Cop Stops Mom From Exposing Sexually Explicit Content At School Board Meeting

October 25th, 2023 1:33 PM

Truth hurts, don’t it? 

A Florida mom was stopped while addressing her local school board after showing a poster that depicted a graphic sex scene image taken from a book that was available for local high school students to check out of their school library. Because God forbid the truth get out and these school boards are held accountable for their grooming behavior. 

Julie Gebhards, of Tampa, attended the Hillsborough County Public Schools school board meeting on October 17. Before she began, she advised audience members with children to leave the room as they shouldn’t hear the graphic content in the books. (Same goes for those of you reading this. Viewer discretion is advised.)

Gebhards began her speech by reading from the contents of the graphic novel (no pun intended) “Blankets” by Craig Thompson.

“Church camp is the best place to score pussy,” she began, according to a report from the New York Post

 

 

 

 

 

View this post on Instagram

 

 

 

 

 

 

 

 

 

 

 

A post shared by Julie (@julie_ann_speaks)

 

“Did you feel up her titties?” another part of the book read.

Gebhards also indicated that the book had images of “masturbation, naked boys peeing on each other, and sexual assault of a child.” She also said it included references to “erections, breast fondling, biting, tasting, oral copulation, stripping off clothes in heated passion, 22 images of the aroused couple, [and] 10 images of her naked breasts," calling it “shameful” and “degrading” that such a book was not only allowed in school libraries but “unanimously" approved by the school board.

Gephard kept looking back toward the audience out of worry that some kids were still in the room. When she’d initially asked for a minute for the children to leave, the board insisted that she better start her speech as she was only getting two total minutes.

At another point in her speech, after she said, “I imagine we’re all uncomfortable now,” Gebhard held up a large image of two people in bed, one of which was a female with her breasts exposed, taken from the book. Shortly after she unveiled the image, a cop that was standing nearby came toward Gebhard, took her poster and folded it up.

If this content is too graphic for the school board and adult audience members to see and hear about, why is it allowed to not only appear but be promoted in schools for students to access?

After Gebhard was done speaking, Board Chair Nadia Combs quickly moved on to the next speaker and said, “Next speaker. No one is allowed to bring displays.” 

“This is in a library book in your classrooms,” Gebhard replied as she was leaving the podium. 

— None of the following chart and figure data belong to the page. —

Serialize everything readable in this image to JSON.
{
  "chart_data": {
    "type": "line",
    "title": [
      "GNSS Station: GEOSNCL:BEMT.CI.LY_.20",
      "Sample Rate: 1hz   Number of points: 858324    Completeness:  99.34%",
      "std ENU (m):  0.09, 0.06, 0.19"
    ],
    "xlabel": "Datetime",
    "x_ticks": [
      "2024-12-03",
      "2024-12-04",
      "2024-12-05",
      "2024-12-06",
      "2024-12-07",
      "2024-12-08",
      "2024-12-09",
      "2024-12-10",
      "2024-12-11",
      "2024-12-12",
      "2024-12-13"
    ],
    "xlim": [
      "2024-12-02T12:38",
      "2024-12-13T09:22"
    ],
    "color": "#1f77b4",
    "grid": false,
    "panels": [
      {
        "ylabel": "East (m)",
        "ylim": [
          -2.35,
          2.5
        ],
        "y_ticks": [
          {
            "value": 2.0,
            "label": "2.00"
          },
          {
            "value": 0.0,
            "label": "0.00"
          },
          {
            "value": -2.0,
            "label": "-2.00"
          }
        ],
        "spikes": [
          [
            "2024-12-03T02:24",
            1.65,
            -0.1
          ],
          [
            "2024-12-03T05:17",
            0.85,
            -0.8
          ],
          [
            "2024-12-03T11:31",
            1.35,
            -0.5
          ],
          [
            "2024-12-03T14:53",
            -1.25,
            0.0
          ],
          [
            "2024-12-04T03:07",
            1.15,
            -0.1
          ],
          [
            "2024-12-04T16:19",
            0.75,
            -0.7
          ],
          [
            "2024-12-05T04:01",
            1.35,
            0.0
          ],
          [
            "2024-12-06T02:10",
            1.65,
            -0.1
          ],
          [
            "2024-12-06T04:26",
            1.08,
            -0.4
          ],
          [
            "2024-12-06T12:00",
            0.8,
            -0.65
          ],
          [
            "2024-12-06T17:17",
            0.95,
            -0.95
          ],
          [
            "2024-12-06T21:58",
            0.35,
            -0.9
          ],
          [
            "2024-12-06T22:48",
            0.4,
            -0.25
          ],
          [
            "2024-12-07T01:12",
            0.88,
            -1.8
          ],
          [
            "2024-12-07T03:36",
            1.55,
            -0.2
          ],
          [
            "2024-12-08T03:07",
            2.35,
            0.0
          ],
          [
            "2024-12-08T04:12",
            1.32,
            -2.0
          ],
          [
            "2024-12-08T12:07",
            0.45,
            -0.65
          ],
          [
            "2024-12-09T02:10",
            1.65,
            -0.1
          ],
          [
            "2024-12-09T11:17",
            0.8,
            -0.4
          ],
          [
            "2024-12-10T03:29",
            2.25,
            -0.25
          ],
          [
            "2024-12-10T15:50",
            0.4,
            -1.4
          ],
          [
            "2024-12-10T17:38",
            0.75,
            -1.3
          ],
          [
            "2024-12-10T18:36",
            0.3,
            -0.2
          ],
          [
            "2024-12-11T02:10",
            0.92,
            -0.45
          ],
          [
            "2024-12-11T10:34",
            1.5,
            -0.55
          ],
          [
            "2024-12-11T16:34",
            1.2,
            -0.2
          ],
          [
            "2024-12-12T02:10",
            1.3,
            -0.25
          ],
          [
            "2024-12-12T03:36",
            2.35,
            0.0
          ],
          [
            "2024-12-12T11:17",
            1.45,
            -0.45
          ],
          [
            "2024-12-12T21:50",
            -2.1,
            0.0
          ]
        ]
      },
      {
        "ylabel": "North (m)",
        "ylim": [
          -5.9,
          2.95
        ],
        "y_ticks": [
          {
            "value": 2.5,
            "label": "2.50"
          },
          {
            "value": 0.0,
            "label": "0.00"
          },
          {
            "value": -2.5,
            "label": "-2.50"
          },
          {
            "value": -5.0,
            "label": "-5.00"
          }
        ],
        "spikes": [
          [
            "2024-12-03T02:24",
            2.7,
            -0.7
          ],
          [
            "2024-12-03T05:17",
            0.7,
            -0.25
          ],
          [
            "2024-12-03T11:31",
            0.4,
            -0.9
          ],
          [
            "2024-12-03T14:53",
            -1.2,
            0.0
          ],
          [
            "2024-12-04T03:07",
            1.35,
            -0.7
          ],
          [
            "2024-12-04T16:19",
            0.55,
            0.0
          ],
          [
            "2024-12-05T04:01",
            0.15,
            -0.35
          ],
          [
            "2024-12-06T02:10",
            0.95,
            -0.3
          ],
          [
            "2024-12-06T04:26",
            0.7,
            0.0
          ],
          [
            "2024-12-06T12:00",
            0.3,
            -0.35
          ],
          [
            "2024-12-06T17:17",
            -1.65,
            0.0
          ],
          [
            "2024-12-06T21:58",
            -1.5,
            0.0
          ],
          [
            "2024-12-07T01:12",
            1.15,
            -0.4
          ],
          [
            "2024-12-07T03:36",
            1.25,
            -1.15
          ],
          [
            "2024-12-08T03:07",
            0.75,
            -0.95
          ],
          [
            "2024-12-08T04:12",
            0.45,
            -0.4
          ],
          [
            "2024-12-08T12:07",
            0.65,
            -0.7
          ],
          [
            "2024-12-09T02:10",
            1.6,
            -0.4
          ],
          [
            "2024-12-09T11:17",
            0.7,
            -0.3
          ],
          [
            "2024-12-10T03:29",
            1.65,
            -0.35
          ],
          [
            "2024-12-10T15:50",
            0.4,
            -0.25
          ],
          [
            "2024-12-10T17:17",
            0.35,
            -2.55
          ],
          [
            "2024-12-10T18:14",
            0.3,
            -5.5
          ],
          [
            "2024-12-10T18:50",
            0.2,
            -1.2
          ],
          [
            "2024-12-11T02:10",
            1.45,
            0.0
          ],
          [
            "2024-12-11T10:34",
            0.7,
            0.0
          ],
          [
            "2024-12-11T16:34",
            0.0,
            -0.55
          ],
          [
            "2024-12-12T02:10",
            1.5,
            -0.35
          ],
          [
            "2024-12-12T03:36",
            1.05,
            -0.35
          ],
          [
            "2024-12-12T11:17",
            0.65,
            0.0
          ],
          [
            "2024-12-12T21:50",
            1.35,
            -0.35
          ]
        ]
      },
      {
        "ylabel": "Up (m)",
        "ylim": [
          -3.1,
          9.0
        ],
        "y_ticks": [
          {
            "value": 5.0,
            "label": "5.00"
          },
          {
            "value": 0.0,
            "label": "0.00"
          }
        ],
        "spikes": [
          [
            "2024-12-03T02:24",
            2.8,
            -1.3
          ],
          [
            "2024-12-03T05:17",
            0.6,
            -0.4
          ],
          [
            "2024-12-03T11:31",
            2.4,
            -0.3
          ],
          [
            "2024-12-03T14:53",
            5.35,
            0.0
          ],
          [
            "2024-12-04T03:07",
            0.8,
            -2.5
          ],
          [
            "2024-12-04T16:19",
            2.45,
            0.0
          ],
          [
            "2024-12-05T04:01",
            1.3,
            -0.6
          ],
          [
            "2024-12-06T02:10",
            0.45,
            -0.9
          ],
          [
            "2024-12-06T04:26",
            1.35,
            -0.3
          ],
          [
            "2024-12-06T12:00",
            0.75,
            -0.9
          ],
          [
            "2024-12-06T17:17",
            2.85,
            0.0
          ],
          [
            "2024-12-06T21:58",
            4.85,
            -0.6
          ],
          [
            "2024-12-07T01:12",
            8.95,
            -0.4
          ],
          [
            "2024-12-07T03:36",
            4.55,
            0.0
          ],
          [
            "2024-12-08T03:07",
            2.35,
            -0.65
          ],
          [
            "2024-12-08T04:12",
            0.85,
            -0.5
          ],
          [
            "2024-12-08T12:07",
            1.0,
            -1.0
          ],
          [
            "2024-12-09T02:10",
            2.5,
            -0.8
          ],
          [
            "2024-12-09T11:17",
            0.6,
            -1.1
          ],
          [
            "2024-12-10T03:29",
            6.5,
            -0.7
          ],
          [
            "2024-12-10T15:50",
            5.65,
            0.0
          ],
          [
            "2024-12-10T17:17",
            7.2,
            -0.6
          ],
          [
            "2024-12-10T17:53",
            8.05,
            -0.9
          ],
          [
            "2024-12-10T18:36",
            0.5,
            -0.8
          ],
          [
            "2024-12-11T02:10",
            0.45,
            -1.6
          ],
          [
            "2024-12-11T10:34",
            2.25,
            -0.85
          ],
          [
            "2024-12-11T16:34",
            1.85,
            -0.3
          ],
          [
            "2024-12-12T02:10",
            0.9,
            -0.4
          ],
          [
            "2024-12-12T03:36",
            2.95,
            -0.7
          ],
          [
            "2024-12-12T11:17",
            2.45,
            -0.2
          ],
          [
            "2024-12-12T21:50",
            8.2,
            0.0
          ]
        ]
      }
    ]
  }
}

Gebhard is an active member in the fight against pornography in children's schools has spoken at many school boards against disturbing, indoctrinating, and inappropriate content in kids schools. In an exclusive correspondence with the Media Research Center, Julie expressed how important it is to protect young kids from concepts like these.

It is vitally important to protect young minds from sexually explicit content. There are land mines of pornography in school libraries. Sex is one of the most powerful weapons known to man- and if you hook young, undeveloped minds on these images and narrative accounts of sex, you are perpetuating the reality of an abberantly sex-saturated culture. Our current culture clearly harms young people and makes them vulnerable to many evils (trafficking, becoming a sexual predator, dangerous sexual behaviors to name a few). It’s one thing when kids find this content illicitly through their phones; it’s quite another when they find it admitted into a school library by grown-ups or “experts”. Suddenly it has a stamp of approval, and this aberrant, violent, and even simple sexual behavior seems “normal”-for children. This culture has an a-moralizing impact on young people. Schools should never find themselves doing the same thing through school library books. 

It’s a bummer that she has to dedicate so much time to this cause, but until school boards start recognizing that this content has no place in schools, people like Gebhard are going to have to continue exposing the inappropriate content in these books.